書店で手に取る。帯にクイズが書いてある。第4問はどういう意図なんだ。あやしい。参考文献を見る。著者の本について「広く勧めよう」とか書いてある。ますますあやしい。パラパラめくってみると、なにかのしっぽの骨を持ってにこにこしている中年男(第4問のヒト)の写真が目にとまる。あやしすぎる。が、あまりのあやしさに、720円+消費税を支払ってしまう。
単なる動物好きとして、この本に書店でぶちあたった時の反応としてはこんなものではあるまいか。(著者の思うつぼにはまるのがとことんイヤな人は別かもしれないが)。
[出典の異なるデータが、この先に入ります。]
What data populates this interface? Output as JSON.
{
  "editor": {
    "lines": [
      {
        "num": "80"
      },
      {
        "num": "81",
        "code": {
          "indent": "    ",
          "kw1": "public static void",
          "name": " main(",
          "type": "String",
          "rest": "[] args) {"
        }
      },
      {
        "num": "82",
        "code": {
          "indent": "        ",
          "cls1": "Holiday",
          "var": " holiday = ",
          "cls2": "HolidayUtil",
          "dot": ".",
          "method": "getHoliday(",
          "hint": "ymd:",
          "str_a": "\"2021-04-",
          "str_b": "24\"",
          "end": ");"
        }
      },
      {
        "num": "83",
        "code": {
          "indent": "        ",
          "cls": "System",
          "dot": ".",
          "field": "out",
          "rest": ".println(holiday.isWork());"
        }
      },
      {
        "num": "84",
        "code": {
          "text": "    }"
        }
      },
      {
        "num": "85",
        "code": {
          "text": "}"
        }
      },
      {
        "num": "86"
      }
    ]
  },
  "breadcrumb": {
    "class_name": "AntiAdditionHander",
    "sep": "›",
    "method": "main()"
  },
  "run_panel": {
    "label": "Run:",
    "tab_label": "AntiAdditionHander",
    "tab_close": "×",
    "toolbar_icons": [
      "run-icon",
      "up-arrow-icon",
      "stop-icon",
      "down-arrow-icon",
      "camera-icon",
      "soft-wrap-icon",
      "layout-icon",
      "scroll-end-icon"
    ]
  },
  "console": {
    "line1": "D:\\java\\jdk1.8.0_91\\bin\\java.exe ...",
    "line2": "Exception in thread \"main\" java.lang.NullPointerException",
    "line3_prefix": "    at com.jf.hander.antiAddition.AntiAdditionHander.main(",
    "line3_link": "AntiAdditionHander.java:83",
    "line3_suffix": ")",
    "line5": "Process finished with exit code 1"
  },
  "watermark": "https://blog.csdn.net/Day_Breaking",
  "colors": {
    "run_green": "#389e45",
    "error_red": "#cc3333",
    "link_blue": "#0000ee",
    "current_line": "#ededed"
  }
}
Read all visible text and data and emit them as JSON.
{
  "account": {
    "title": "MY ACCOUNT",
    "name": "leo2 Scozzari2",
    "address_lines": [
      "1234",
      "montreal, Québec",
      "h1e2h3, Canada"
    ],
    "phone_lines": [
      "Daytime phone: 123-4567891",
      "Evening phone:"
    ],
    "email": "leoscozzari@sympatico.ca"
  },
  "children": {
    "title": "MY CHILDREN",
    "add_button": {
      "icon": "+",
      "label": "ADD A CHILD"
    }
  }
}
でもこれ、読み出してみるととまらない面白さ。遺体というブツによる動かぬ証拠を示されることで、今までなんとなく分かったつもりでいて分かっていなかった「系統」と「適応」という言葉が指し示しているところのものが、自分なりにクリアになる。目の前の曇った窓を、ぬっと出てきた手で突然キュッと拭かれて、たのしい景色が見えた驚きと爽快感。
読み進むうちに、進化に「偽造」なしなどという言葉が唐突に頭に浮かぶ。進化は、検査なんかなくたって、それぞれの動物が、生きていくのに必要な構造設計をちゃんとやってくれている。なんだかすごく安心だ。
解剖学(医学・獣医学・動物学に共通して)が今現在直面している問題の顕示が、一般人にも楽しめる専門知識の提供と表裏一体でこの本のテーマ。
学問の、世間一般への目に見えない貢献を軽んじる日本の色々な仕組みを呪いたくなると同時に、「遺体科学」を心から応援したくなる一冊です。